The Silver Studded Blue is a proper little marvel. It makes its home on heathland, but it needs heathland in really good condition in order to be able to survive. Heaths have been disappearing at an alarming rate for more than a hundred years. The type of varied age structure within the heather that this butterfly needs is even rarer. The Black Down countryside team have been working hard for over 15 years restoring the heathland in this special little corner of West Sussex. What was then a landscape swamped in Rhododendron and Pine is now an open, grazed heathland full of wildlife with incredible views out across the South Downs National Park and beyond.
Despite heathland being a wonderful place, it has to be said that sometimes in June and July before most of the heather comes into flower it can sometimes be a little brown. The butterfly in question is a lightning bolt of blue for your eyes within the brown heathers. It is tiny, about the size of your thumbnail, but it has enough colour packed into its delicate wings for a species 5 times the size. The male is a wonderful blue, the female has to make do with a more everyday brown. She shares with him though the characteristic silvery blue studs that can just be seen inside the black dots at the back of the wings of this mating pair.
Over the past few weeks the Ranger team, working in close partnership with Butterfly Conservation, Natural England and the MOD have been visiting donor sites, collecting butterflies and taking them up to an area of specially managed heath on Black Down for release. This is the first of a planned 3 years of reintroductions which we hope will see the butterfly make a sustainable return to a very special place.

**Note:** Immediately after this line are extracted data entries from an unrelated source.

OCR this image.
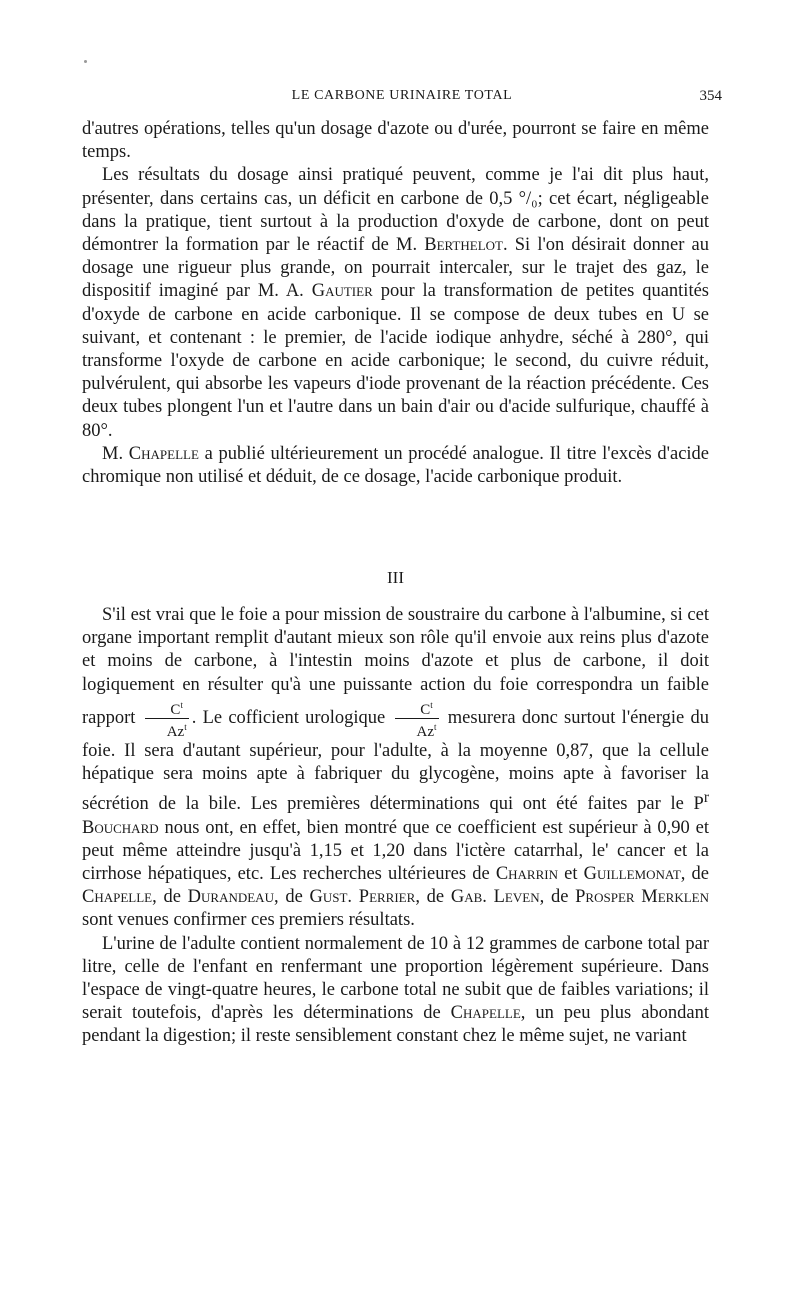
LE CARBONE URINAIRE TOTAL	354

d'autres opérations, telles qu'un dosage d'azote ou d'urée, pourront se faire en même temps.

Les résultats du dosage ainsi pratiqué peuvent, comme je l'ai dit plus haut, présenter, dans certains cas, un déficit en carbone de 0,5 °/₀; cet écart, négligeable dans la pratique, tient surtout à la production d'oxyde de carbone, dont on peut démontrer la formation par le réactif de M. Berthelot. Si l'on désirait donner au dosage une rigueur plus grande, on pourrait intercaler, sur le trajet des gaz, le dispositif imaginé par M. A. Gautier pour la transformation de petites quantités d'oxyde de carbone en acide carbonique. Il se compose de deux tubes en U se suivant, et contenant : le premier, de l'acide iodique anhydre, séché à 280°, qui transforme l'oxyde de carbone en acide carbonique; le second, du cuivre réduit, pulvérulent, qui absorbe les vapeurs d'iode provenant de la réaction précédente. Ces deux tubes plongent l'un et l'autre dans un bain d'air ou d'acide sulfurique, chauffé à 80°.

M. Chapelle a publié ultérieurement un procédé analogue. Il titre l'excès d'acide chromique non utilisé et déduit, de ce dosage, l'acide carbonique produit.

III

S'il est vrai que le foie a pour mission de soustraire du carbone à l'albumine, si cet organe important remplit d'autant mieux son rôle qu'il envoie aux reins plus d'azote et moins de carbone, à l'intestin moins d'azote et plus de carbone, il doit logiquement en résulter qu'à une puissante action du foie correspondra un faible rapport $\frac{C^t}{Az^t}$ . Le cofficient urologique $\frac{C^t}{Az^t}$ mesurera donc surtout l'énergie du foie. Il sera d'autant supérieur, pour l'adulte, à la moyenne 0,87, que la cellule hépatique sera moins apte à fabriquer du glycogène, moins apte à favoriser la sécrétion de la bile. Les premières déterminations qui ont été faites par le $P^r$ Bouchard nous ont, en effet, bien montré que ce coefficient est supérieur à 0,90 et peut même atteindre jusqu'à 1,15 et 1,20 dans l'ictère catarrhal, le' cancer et la cirrhose hépatiques, etc. Les recherches ultérieures de Charrin et Guillemonat, de Chapelle, de Durandeau, de Gust. Perrier, de Gab. Leven, de Prosper Merklen sont venues confirmer ces premiers résultats.

L'urine de l'adulte contient normalement de 10 à 12 grammes de carbone total par litre, celle de l'enfant en renfermant une proportion légèrement supérieure. Dans l'espace de vingt-quatre heures, le carbone total ne subit que de faibles variations; il serait toutefois, d'après les déterminations de Chapelle, un peu plus abondant pendant la digestion; il reste sensiblement constant chez le même sujet, ne variant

Over the coming years we will be fine tuning our management of the heath hoping to ensure we continue to provide the ideal conditions for our new inhabitants. Of course there are no guarantees it will all work, but we will certainly be doing our best.
Seeing something like this is a real icing on the cake kind of moment, only possible because so many people have worked so hard to make everything that was required come into alignment. Huge thanks are due to so many people for all this work, easy to forget on a peaceful summers stroll across the hill when a wonderful blue butterfly flits across your path and takes your breath away.